Género salmódico: todo o espécime gregoriano construído sobre um salmo (canto acompanhado por instrumentos de corda) e, de uma outra forma, dependente da fórmula salmódica (corresponde ao suporte melódico de cada salmo).
Género monológico: corresponde ao repertório dos monólogos ou diálogos das celebrações, normalmente em estilo silábico e em forma de recitativo. Entram neste género as orações, as leituras, o prefácio da Missa e, ainda, alguns diálogos entre os ministros celebrantes e a assembleia. Como a forma de recitativo deixa entender, não se trata de um canto, propriamente dito (concentus), mas de uma cantilação, essencialmente dependente dos sinais de pontuação (accentus).
Estilos de composição
À semelhança dos processos de formação e dos géneros, também se contam três estilos.
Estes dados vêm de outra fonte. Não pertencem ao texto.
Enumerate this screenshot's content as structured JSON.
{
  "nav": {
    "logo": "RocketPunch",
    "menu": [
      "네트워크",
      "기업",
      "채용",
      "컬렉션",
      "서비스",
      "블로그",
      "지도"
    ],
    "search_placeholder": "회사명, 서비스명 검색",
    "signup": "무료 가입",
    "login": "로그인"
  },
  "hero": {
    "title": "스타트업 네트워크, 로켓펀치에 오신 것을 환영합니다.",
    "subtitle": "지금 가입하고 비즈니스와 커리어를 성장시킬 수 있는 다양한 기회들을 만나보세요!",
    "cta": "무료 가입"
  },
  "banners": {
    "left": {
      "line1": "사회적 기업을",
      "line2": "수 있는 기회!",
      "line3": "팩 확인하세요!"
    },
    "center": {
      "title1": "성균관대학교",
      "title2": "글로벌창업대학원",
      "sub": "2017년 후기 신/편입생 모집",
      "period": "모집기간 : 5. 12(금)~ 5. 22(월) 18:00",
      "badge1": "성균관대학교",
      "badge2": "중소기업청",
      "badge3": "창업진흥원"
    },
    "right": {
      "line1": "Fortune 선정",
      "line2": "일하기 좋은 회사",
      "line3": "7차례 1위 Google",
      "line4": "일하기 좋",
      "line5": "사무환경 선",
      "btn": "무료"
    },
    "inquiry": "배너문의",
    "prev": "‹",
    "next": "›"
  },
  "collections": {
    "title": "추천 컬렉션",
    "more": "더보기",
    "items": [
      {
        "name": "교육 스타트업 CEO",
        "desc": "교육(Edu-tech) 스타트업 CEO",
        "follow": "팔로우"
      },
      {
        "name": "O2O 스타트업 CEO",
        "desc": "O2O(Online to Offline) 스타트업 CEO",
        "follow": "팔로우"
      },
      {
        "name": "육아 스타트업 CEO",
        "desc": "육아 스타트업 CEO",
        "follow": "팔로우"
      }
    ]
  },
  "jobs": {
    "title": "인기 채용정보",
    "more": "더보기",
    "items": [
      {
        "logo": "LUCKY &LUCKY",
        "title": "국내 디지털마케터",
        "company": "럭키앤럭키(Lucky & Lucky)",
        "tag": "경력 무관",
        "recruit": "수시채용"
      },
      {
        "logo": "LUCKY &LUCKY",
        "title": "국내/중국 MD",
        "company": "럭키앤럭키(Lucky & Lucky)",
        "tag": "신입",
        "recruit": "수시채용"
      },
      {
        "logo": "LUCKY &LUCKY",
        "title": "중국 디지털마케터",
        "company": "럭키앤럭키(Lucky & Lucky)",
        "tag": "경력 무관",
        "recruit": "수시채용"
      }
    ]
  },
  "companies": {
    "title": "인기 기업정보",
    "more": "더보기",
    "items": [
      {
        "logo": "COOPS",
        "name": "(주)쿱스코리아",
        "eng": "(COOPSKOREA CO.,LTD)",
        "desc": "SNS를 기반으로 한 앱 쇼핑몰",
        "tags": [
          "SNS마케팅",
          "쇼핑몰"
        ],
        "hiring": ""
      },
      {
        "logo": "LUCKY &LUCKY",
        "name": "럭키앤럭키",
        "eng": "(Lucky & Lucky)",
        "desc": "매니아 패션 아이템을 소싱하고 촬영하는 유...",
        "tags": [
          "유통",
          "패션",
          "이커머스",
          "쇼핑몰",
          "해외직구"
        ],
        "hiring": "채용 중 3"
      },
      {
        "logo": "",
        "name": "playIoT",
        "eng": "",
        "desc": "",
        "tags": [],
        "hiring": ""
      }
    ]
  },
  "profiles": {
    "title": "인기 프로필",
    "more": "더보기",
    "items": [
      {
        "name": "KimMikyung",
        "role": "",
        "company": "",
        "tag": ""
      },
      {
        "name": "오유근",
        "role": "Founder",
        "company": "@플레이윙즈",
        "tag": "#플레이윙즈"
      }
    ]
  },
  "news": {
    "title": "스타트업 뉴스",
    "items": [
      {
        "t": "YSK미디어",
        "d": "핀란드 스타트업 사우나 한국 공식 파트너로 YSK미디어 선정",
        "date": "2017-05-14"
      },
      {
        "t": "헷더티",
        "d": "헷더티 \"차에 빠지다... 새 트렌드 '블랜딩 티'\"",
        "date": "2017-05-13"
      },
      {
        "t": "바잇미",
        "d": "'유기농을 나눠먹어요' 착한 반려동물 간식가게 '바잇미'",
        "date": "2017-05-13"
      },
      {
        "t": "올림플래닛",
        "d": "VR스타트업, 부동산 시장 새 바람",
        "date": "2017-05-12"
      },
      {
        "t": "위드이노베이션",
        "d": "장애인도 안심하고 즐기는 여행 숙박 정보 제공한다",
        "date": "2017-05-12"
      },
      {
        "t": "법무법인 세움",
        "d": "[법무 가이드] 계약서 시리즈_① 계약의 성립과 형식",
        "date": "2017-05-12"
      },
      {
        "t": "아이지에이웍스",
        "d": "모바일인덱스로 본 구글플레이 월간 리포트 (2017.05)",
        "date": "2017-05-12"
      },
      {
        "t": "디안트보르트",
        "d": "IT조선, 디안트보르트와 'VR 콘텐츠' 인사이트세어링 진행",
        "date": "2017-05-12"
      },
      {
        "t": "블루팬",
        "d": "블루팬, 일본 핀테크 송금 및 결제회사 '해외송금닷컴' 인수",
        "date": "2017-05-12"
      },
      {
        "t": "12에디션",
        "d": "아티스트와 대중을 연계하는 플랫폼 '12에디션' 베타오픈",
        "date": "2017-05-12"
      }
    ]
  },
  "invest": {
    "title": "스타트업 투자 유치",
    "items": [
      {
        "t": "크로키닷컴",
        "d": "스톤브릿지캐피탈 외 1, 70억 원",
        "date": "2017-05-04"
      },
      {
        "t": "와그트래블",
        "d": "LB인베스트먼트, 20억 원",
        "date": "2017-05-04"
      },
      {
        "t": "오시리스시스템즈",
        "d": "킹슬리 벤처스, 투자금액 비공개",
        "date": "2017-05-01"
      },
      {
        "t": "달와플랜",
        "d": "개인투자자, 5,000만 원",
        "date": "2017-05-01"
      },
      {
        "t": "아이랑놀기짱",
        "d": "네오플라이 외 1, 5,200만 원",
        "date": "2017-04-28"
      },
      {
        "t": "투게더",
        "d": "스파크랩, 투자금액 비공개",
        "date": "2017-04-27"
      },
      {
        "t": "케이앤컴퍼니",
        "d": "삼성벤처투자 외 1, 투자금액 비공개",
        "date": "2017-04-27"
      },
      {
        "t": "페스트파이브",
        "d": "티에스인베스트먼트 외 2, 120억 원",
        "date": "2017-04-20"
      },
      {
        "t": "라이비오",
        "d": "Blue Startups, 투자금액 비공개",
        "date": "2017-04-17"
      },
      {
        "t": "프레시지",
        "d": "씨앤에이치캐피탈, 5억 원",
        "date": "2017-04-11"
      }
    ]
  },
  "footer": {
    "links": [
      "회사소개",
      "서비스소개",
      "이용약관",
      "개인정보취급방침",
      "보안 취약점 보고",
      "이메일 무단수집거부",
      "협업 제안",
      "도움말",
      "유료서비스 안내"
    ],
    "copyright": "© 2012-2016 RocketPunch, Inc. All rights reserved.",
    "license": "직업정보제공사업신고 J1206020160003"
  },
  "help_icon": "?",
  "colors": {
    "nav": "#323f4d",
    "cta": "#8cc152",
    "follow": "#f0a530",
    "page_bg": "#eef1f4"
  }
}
Estilo silábico: a cada sílaba corresponde, normalmente, uma só nota musical, embora por vezes alternadas com neumas de duas notas. É utilizado em muitos hinos e em quase todas as antífonas do Ofício.
Estilo neumático (ornamentado): na composição prevalecem neumas de duas, três e mais notas, sobre cada sílaba do texto. É o estilo normal da Missa, de alguns hinos, mais solenes, e de algumas missas do Kyriale.
Estilo melismático (florido): é o estilo utilizado em composições em que a uma sílaba corresponde um neuma longo, composto de muitos elementos neumáticos. Utiliza-se, sobretudo, no Tracto, Gradual e Aleluia da Missa, e, ainda, em alguns Responsórios de Matinas. Pelo seu carácter especial, os melismas do Aleluia da Missa são chamados Jubilus, que corresponde ao próprio sentido da palavra.
A teoria gregoriana
O sistema teórico gregoriano está na base a tonalidade, da harmonia e das grandes correntes de música ocidental. Os seus pontos essenciais são os modos, os hexacordes e o ritmo.
Os modos
Sistematizados no século IX por Aurelianus Reomensis e Odo de Cluny, os modos supõem um repertório variado e suficientemente aprovado pela prática. Na passagem do século IX para o X assumiram os nomes das escalas gregas, através da teoria de Boécio, mas um erro motivou a falsa identificação do dórico: era a escala de mi na Grécia e passou a Ré na música medieval.
Os elementos que caracterizam o modo gregoriano são:
- A finalis: nota de repouso, final (espécie de tónica).
- A tenor: nota melódica principal (espécie de dominante).
- O ambitus: extensão ou escala – normalmente uma oitava, mas eventualmente acrescida de uma nota inferior e duas superioras.
Existem oito modos, quatro autênticos e quatro plagais. Os modos plagais são obtidos através do deslocamento do âmbito a uma quarta inferior.
Os hexacordes
Conjunto de seis notas, base do sistema tonal gregoriano. No repertório gregoriano é rara a peça que permanece dentro de um só hexacorde. Normalmente acontecem mutationes (mutações), por exemplo, mudanças de um hexacorde para outro, que são verdadeiras modulações tonais.
O ritmo gregoriano
Ao contrário do que pode pensar, ritmo livre não significa arrítmico. A ordem rítmica do canto gregoriano exprime-se através de uma curva ou arco formado, basicamente, por uma elevação e um repouso (arsis/tesis), e que se verifica de uma forma crescente e envolvente. A relação de arsis e tesis estabelece-se sobre as unidades elementares binários e ternários, de um valor considerado indivisível, identificados pelo ictus.
Ainda na dimensão teórica do Canto Gregoriano, importa referir a existência de verdadeiras cadências.
References:
Borges, M.J. & Cardoso, J.P. (2008). História da Música Vol I. Sebenta Editora.